#1 Clinical Trials Search in Europe

Title: Evaluation of optimal timing for heparin anticoagulation in patients undergoing transseptal heart procedures (TEER or left atrial appendage closure)

3 1 1 1

What is this study about?

This clinical trial focuses on finding the best timing for starting anticoagulation treatment in patients who undergo heart procedures requiring transseptal puncture (a technique that involves creating a small hole between the upper chambers of the heart). The study specifically looks at two types of procedures: Transcatheter Edge-to-Edge Repair (a minimally invasive procedure to repair a leaking heart valve) and Left Atrial Appendage Closure (a procedure to prevent blood clots in patients with irregular heartbeat).
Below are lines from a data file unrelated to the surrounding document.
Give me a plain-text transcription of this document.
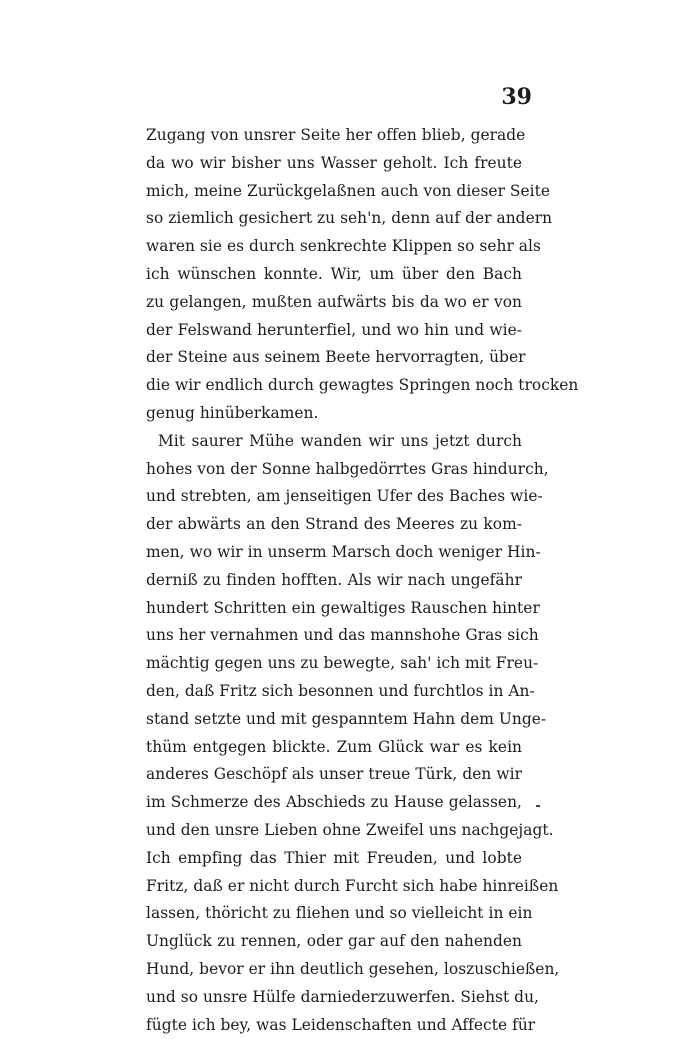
39

Zugang von unsrer Seite her offen blieb, gerade
da wo wir bisher uns Wasser geholt. Ich freute
mich, meine Zurückgelaßnen auch von dieser Seite
so ziemlich gesichert zu seh'n, denn auf der andern
waren sie es durch senkrechte Klippen so sehr als
ich wünschen konnte. Wir, um über den Bach
zu gelangen, mußten aufwärts bis da wo er von
der Felswand herunterfiel, und wo hin und wie-
der Steine aus seinem Beete hervorragten, über
die wir endlich durch gewagtes Springen noch trocken
genug hinüberkamen.
Mit saurer Mühe wanden wir uns jetzt durch
hohes von der Sonne halbgedörrtes Gras hindurch,
und strebten, am jenseitigen Ufer des Baches wie-
der abwärts an den Strand des Meeres zu kom-
men, wo wir in unserm Marsch doch weniger Hin-
derniß zu finden hofften. Als wir nach ungefähr
hundert Schritten ein gewaltiges Rauschen hinter
uns her vernahmen und das mannshohe Gras sich
mächtig gegen uns zu bewegte, sah' ich mit Freu-
den, daß Fritz sich besonnen und furchtlos in An-
stand setzte und mit gespanntem Hahn dem Unge-
thüm entgegen blickte. Zum Glück war es kein
anderes Geschöpf als unser treue Türk, den wir
im Schmerze des Abschieds zu Hause gelassen,
und den unsre Lieben ohne Zweifel uns nachgejagt.
Ich empfing das Thier mit Freuden, und lobte
Fritz, daß er nicht durch Furcht sich habe hinreißen
lassen, thöricht zu fliehen und so vielleicht in ein
Unglück zu rennen, oder gar auf den nahenden
Hund, bevor er ihn deutlich gesehen, loszuschießen,
und so unsre Hülfe darniederzuwerfen. Siehst du,
fügte ich bey, was Leidenschaften und Affecte für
The study uses two medications: Heparin, which is a blood-thinning medication given by injection, and physiological saline solution, which is a sterile salt water solution used during medical procedures. The main purpose is to determine when it is safest and most effective to start blood-thinning treatment in patients undergoing these heart procedures.

During the study, patients will receive either standard timing of blood-thinning medication or a different timing schedule. The effects will be monitored through various medical examinations, including imaging of the heart and brain, to ensure patient safety and evaluate the effectiveness of different timing approaches. The study will track any complications or adverse events that might occur during and after the procedures.

1 Initial procedure preparation

You will undergo either a Transcatheter Edge-to-Edge Repair (TEER) or Left Atrial Appendage Closure (LAAC) procedure.

Your doctor will explain the specific type of heart procedure planned for your case.

2 Medication administration

You will receive heparin sodium through injection during the procedure.

The medication will be given as a solution containing 5,000 IU/ml.

A standard saline solution (9 mg/ml) will also be administered during the procedure.

3 Medical imaging

During the procedure, images of your heart will be taken using TEE (a special ultrasound that looks at your heart from inside the food pipe).

Between 2 to 5 days after the procedure, you will have a brain MRI (magnetic resonance imaging) scan.

4 Hospital stay monitoring

Your medical team will monitor for any complications during your hospital stay.

They will check for any bleeding issues or other potential complications.

5 Follow-up period

Your health will be monitored for 30 days after the procedure.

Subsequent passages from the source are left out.